Falling strand devolatilization has been employed for many years to separate a volatile component from a liquid component. Such devolatilization procedure has been especially useful in the manufacture of polymers, such as homopolystyrene where, as in a continuous mass polymerization process, a fluid mixture of homopolystyrene with styrene monomer results, which mixture must be subjected to a post polymerization treatment to remove the unreacted styrene monomre therefrom. For such a removal, a falling strand devolatilizer is a convenient piece of apparatus.
A falling strand devolatilizer as known to the prior art comprises as a preheater a shell and tube heat exchanger adapted to feed heated fluid material from the tubes thereof into a flash tank. An upper portion of a flash tank bears an outlet port which is typically interconnected with a source of vacuum. A fluid mixture being devolatilized is first subjected to a preheating step in the shell and tube heat exchanger after which the so heated mixture is subjected to a flashing step in which the so heated mixture is discharged into the flash tank wherein the conditions of pressure and temperature are so regulated that volatiles (e.g. especially monomer) are above their boiling point while the desired component (e.g. homopolystyrene) is maintained below its boiling or decomposition point. Vaporization of volatiles is prompted by continuously exhausting vapor of volatiles through the vacuum outlet port of the flash tank. Commonly as in the falling strand devolatilization of a polymer such as homopolytyrene admixed with styrene monomer, it is preferred to subject the polymer/monomer mixture to two successive stages of falling strand devolatilization, the conditions of temperature and pressure employed in the second stage being somewhat more rigorous than those used in the first stage. For each such stage of devolatilization, it has heretofore been thought necessary to employ a heat exchanger assembly preceding each of the two flash tanks.

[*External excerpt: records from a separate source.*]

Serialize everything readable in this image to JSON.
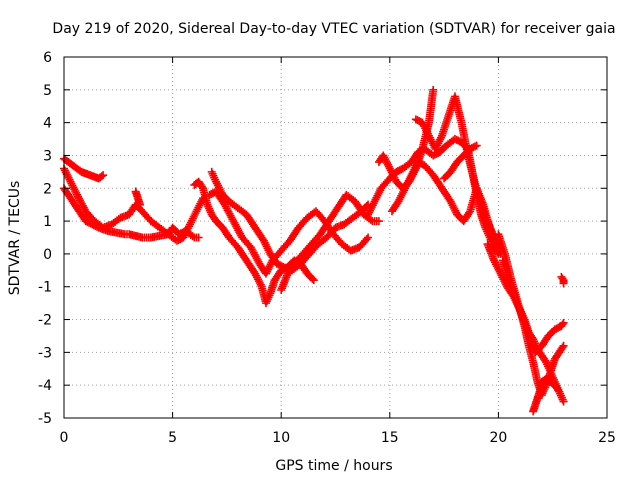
{
  "chart_data": {
    "type": "scatter",
    "title": "Day 219 of 2020, Sidereal Day-to-day VTEC variation (SDTVAR) for receiver gaia",
    "xlabel": "GPS time / hours",
    "ylabel": "SDTVAR / TECUs",
    "xlim": [
      0,
      25
    ],
    "ylim": [
      -5,
      6
    ],
    "xticks": [
      0,
      5,
      10,
      15,
      20,
      25
    ],
    "yticks": [
      -5,
      -4,
      -3,
      -2,
      -1,
      0,
      1,
      2,
      3,
      4,
      5,
      6
    ],
    "grid": true,
    "marker": "+",
    "color": "#ff0000",
    "series": [
      {
        "x": [
          0.0,
          0.2,
          0.4,
          0.6,
          0.8,
          1.0,
          1.2,
          1.4,
          1.6,
          1.8
        ],
        "y": [
          2.9,
          2.8,
          2.7,
          2.6,
          2.5,
          2.45,
          2.4,
          2.35,
          2.3,
          2.4
        ]
      },
      {
        "x": [
          0.0,
          0.2,
          0.4,
          0.7,
          1.0,
          1.3,
          1.6,
          2.0,
          2.4,
          2.8,
          3.0,
          3.3,
          3.6,
          4.0,
          4.4,
          4.8,
          5.0,
          5.3,
          5.6,
          6.0,
          6.2
        ],
        "y": [
          2.0,
          1.8,
          1.6,
          1.3,
          1.0,
          0.9,
          0.8,
          0.7,
          0.65,
          0.6,
          0.6,
          0.55,
          0.5,
          0.5,
          0.55,
          0.6,
          0.8,
          0.6,
          0.7,
          0.5,
          0.5
        ]
      },
      {
        "x": [
          0.0,
          0.3,
          0.6,
          1.0,
          1.4,
          1.8,
          2.2,
          2.6,
          3.0,
          3.3,
          3.6,
          4.0,
          4.4,
          4.8,
          5.2,
          5.5,
          5.8,
          6.1,
          6.4
        ],
        "y": [
          2.6,
          2.2,
          1.8,
          1.3,
          1.0,
          0.8,
          0.9,
          1.1,
          1.2,
          1.5,
          1.3,
          1.0,
          0.8,
          0.6,
          0.4,
          0.5,
          0.9,
          1.3,
          1.7
        ]
      },
      {
        "x": [
          3.3,
          3.4,
          3.5
        ],
        "y": [
          1.9,
          1.7,
          1.5
        ]
      },
      {
        "x": [
          6.0,
          6.2,
          6.4,
          6.6,
          6.8,
          7.0,
          7.3,
          7.6,
          8.0,
          8.4,
          8.8,
          9.1,
          9.3,
          9.5,
          9.7,
          10.0,
          10.3,
          10.6,
          10.9,
          11.2,
          11.5
        ],
        "y": [
          2.1,
          2.2,
          2.0,
          1.5,
          1.2,
          1.0,
          0.8,
          0.5,
          0.2,
          -0.2,
          -0.6,
          -1.0,
          -1.5,
          -1.2,
          -0.8,
          -0.5,
          -0.4,
          -0.2,
          -0.3,
          -0.6,
          -0.8
        ]
      },
      {
        "x": [
          6.8,
          7.0,
          7.3,
          7.6,
          8.0,
          8.4,
          8.8,
          9.2,
          9.5,
          9.8,
          10.1,
          10.5,
          10.9,
          11.3,
          11.7,
          12.1,
          12.5,
          12.9,
          13.3,
          13.7,
          14.0
        ],
        "y": [
          2.5,
          2.2,
          1.8,
          1.6,
          1.4,
          1.2,
          0.8,
          0.4,
          0.0,
          -0.3,
          -0.4,
          -0.5,
          -0.3,
          0.0,
          0.3,
          0.5,
          0.8,
          0.9,
          1.1,
          1.3,
          1.5
        ]
      },
      {
        "x": [
          6.7,
          7.0,
          7.4,
          7.8,
          8.2,
          8.6,
          9.0,
          9.3,
          9.6,
          10.0,
          10.4,
          10.8,
          11.2,
          11.6,
          12.0,
          12.4,
          12.8,
          13.2,
          13.6,
          14.0
        ],
        "y": [
          1.8,
          1.9,
          1.5,
          1.0,
          0.5,
          0.2,
          -0.3,
          -0.6,
          -0.2,
          0.1,
          0.4,
          0.8,
          1.1,
          1.3,
          1.0,
          0.6,
          0.3,
          0.1,
          0.2,
          0.5
        ]
      },
      {
        "x": [
          10.0,
          10.3,
          10.6,
          11.0,
          11.4,
          11.8,
          12.2,
          12.6,
          13.0,
          13.4,
          13.8,
          14.2,
          14.5
        ],
        "y": [
          -1.1,
          -0.6,
          -0.3,
          0.0,
          0.3,
          0.6,
          1.0,
          1.4,
          1.8,
          1.6,
          1.2,
          1.0,
          1.0
        ]
      },
      {
        "x": [
          14.0,
          14.3,
          14.6,
          15.0,
          15.3,
          15.6,
          16.0,
          16.3,
          16.6,
          17.0,
          17.3,
          17.6,
          18.0,
          18.3,
          18.6,
          18.8,
          19.0,
          19.2,
          19.4,
          19.6,
          19.8,
          20.0
        ],
        "y": [
          1.2,
          1.6,
          2.0,
          2.3,
          2.5,
          2.6,
          2.8,
          3.1,
          3.2,
          3.0,
          3.1,
          3.3,
          3.5,
          3.4,
          3.2,
          2.5,
          1.8,
          1.2,
          0.8,
          0.5,
          0.2,
          0.0
        ]
      },
      {
        "x": [
          14.5,
          14.7,
          15.0,
          15.3,
          15.6,
          15.9,
          16.2,
          16.5,
          16.8,
          17.0
        ],
        "y": [
          2.8,
          3.0,
          2.6,
          2.2,
          2.0,
          2.2,
          2.6,
          3.2,
          4.0,
          5.0
        ]
      },
      {
        "x": [
          15.1,
          15.4,
          15.7,
          16.0,
          16.3,
          16.6,
          17.0,
          17.4,
          17.8,
          18.1,
          18.4,
          18.7,
          19.0,
          19.3,
          19.6,
          20.0
        ],
        "y": [
          1.3,
          1.6,
          2.0,
          2.4,
          2.8,
          2.7,
          2.4,
          2.0,
          1.6,
          1.2,
          1.0,
          1.3,
          2.0,
          1.5,
          0.8,
          0.2
        ]
      },
      {
        "x": [
          16.2,
          16.5,
          16.8,
          17.1,
          17.4,
          17.7,
          18.0,
          18.3,
          18.6,
          18.9,
          19.2,
          19.5,
          19.8,
          20.1
        ],
        "y": [
          4.1,
          4.0,
          3.6,
          3.2,
          3.6,
          4.2,
          4.8,
          4.0,
          3.0,
          2.2,
          1.5,
          1.0,
          0.5,
          0.0
        ]
      },
      {
        "x": [
          17.5,
          17.8,
          18.1,
          18.4,
          18.7,
          19.0
        ],
        "y": [
          2.3,
          2.5,
          2.8,
          3.0,
          3.2,
          3.3
        ]
      },
      {
        "x": [
          19.5,
          19.8,
          20.1,
          20.4,
          20.7,
          21.0,
          21.2,
          21.4,
          21.6,
          21.8,
          22.0,
          22.2,
          22.4,
          22.6,
          22.8,
          23.0
        ],
        "y": [
          0.3,
          -0.2,
          -0.6,
          -1.0,
          -1.3,
          -1.7,
          -2.0,
          -2.4,
          -2.6,
          -2.9,
          -3.1,
          -3.3,
          -3.6,
          -3.9,
          -4.2,
          -4.5
        ]
      },
      {
        "x": [
          20.0,
          20.3,
          20.6,
          20.9,
          21.2,
          21.4,
          21.6,
          21.8,
          22.0,
          22.2,
          22.4,
          22.6,
          22.8,
          23.0
        ],
        "y": [
          0.6,
          0.0,
          -0.8,
          -1.5,
          -2.2,
          -2.8,
          -3.3,
          -3.9,
          -4.3,
          -4.0,
          -3.6,
          -3.2,
          -3.0,
          -2.8
        ]
      },
      {
        "x": [
          20.2,
          20.5,
          20.8,
          21.1,
          21.4,
          21.7,
          22.0,
          22.3,
          22.6,
          22.9,
          23.0
        ],
        "y": [
          -0.2,
          -0.8,
          -1.4,
          -1.9,
          -2.5,
          -3.0,
          -2.8,
          -2.5,
          -2.3,
          -2.2,
          -2.1
        ]
      },
      {
        "x": [
          21.6,
          21.7,
          21.8,
          21.9,
          22.0,
          22.2,
          22.4,
          22.6,
          22.8
        ],
        "y": [
          -4.8,
          -4.6,
          -4.4,
          -4.2,
          -3.9,
          -3.8,
          -3.9,
          -4.0,
          -4.2
        ]
      },
      {
        "x": [
          22.9,
          23.0,
          23.0
        ],
        "y": [
          -0.7,
          -0.8,
          -0.9
        ]
      }
    ]
  }
}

It has been disclosed in U.S. Pat. No. 3,853,672 that in two stage falling strand devolatilization, the presence of a second preheater can be completely avoided between the first and second flash vaporization tanks. This discovery makes it possible to eliminate a costly sub-assembly heretofore thought necessary in two successive stages of falling strand devolatilization. In addition, this discovery permits the pressure to be varied in the first chamber without affecting the pressure or the resulting residual monomer in the second chamber. Regulation of this first chamber pressure can be used to control the residence time through the preheater, and the stripping effect of high boiling materials and the properties associated with the time/temperature history. Furthermore the elimination of a second heat exchanger can improve the properties of many polymeric materials by minimizing the time/temperature history.
To accomplish the elimination of the second heat exchanger, and, at the same time, maintain during devolatilizer operation an adequate pressure differential between the first flash zone and the second flash zone, it was found necessary to interpose between the first and the second flash vaporization tanks in place of the shell and tube heat exchanger, a variable fluid transfer regulation means such as a valve or a pump which is adapted to maintain a prechosen fluid material level in the bottom of the first flash vaporization tank.
Such a fluid level is used to maintain during apparatus operation a necessary and desirable pressure differential between the first and the second flash vaporization tanks and still permit fluid material to flow from the one into the second flash tank continuously.